Изменить стиль страницы

— Но я слышала, как ты говорил по-французски, — вспомнила она.

— Oui. Я научился. Когда мне было двенадцать лет, я сбежал из приюта. Присоединился к уличной банде, занимающейся контрабандой наркотиков. Когда мне было пятнадцать, на меня напали при перевозке. Я воткнул нож в горло тому парню. Я даже не задумывался об этом. У него был пистолет, у меня был нож, я просто знал, что должен сработать наверняка.

— И тогда я понял, что способен на большее, чем на контрабанду каких-то там наркотиков. Я убил человека. Внезапно я перестал быть напуганным мальчишкой. Я стал ценным ресурсом, кем-то, кому не ведом страх смерти. Я спёр всю выручку, полученную от той партии наркотиков, и свалил с Гаити. Пробрался на теплоход до Ямайки, там купил удостоверение личности, затем сел на другой теплоход в Пуэрто-Рико. Прилетел в Майами, потом начал пробиваться в мире организованной преступности. Можно сказать, «оттачивал свое ремесло», — объяснил он.

— Как вышло, что парень из криминальных кругов Майами стал работать на русскую мафию? — поинтересовалась она.

Марк пожал плечами.

— Я очень преуспел в своей работе. Провернул пару серьёзных заказов, пробил себе дорогу к восточному побережью. Пока я был в Джерси, со мной связались люди из группировки Пшеничникова. Наняли меня, чтобы кое-кого убрать. Моей работой остались довольны, и обо мне заговорили в других группировках. Я переключился на Европу, и следом за мной шла моя профессиональная репутация. Много заказов в Армении, Сирии, Украине, по всему восточному региону, ведущему в Россию.

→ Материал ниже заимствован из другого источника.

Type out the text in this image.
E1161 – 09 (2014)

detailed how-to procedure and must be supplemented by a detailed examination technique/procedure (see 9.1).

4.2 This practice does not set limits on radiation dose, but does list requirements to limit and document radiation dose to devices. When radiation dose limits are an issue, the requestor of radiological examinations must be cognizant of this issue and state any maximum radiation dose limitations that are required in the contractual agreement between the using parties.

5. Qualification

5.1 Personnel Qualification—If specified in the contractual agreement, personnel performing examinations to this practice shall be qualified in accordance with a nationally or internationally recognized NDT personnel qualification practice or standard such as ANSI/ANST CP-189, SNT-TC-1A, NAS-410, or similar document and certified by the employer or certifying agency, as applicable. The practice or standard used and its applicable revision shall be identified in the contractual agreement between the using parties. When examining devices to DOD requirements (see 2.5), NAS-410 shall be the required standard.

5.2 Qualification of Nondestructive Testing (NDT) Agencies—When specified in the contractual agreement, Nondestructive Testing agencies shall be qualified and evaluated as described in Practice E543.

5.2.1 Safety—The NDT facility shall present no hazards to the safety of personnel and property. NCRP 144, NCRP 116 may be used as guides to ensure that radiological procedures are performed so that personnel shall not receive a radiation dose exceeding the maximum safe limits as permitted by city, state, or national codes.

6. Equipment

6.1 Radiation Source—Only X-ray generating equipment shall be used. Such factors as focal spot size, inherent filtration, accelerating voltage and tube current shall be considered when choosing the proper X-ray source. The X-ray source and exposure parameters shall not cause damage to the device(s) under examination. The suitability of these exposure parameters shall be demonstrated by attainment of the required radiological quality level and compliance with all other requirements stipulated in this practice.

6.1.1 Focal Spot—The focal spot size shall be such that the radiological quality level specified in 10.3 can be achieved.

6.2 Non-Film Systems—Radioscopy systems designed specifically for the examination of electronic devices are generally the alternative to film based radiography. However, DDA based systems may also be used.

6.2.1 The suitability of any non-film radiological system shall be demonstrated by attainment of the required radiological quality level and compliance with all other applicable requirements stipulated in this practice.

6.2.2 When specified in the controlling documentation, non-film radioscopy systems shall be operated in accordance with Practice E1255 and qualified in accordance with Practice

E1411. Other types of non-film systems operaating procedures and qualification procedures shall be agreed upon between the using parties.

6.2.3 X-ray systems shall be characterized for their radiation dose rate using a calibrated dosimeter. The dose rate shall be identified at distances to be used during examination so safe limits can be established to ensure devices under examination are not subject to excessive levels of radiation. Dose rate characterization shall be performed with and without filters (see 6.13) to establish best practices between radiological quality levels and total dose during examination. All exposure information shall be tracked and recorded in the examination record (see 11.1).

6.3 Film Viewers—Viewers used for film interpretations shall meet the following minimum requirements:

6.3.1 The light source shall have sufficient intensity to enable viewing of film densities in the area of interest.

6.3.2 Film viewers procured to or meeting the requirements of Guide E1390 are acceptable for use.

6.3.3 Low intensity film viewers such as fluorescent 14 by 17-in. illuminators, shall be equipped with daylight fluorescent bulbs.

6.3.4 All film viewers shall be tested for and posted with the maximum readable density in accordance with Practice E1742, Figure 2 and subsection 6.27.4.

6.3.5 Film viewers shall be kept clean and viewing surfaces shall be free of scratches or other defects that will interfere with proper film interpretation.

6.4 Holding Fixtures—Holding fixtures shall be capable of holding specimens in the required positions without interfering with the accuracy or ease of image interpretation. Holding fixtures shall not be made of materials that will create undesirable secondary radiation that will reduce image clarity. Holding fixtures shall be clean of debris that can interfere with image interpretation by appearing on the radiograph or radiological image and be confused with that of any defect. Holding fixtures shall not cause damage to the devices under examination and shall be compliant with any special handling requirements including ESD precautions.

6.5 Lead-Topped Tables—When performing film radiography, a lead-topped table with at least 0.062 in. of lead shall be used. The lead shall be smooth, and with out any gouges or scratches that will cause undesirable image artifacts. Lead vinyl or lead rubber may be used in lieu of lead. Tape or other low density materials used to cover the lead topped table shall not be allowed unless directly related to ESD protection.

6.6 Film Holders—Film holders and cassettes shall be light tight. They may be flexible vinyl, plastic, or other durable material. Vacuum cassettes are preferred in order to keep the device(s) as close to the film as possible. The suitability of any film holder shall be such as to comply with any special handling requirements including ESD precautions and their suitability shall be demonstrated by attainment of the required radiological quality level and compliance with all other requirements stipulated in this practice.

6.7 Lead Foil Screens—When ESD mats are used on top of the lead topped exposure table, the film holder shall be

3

— Сколько тебе тогда было? Когда ты впервые связался с русскими? — завороженно спросила она. Её несчастные пять лет казались ей бесконечностью, и вот перед ней человек, который, в буквальном смысле, провел всю свою жизнь в мире криминала.

— Пшеничников… Мне было... двадцать два? Может, двадцать три? — предположил он, потирая подбородок.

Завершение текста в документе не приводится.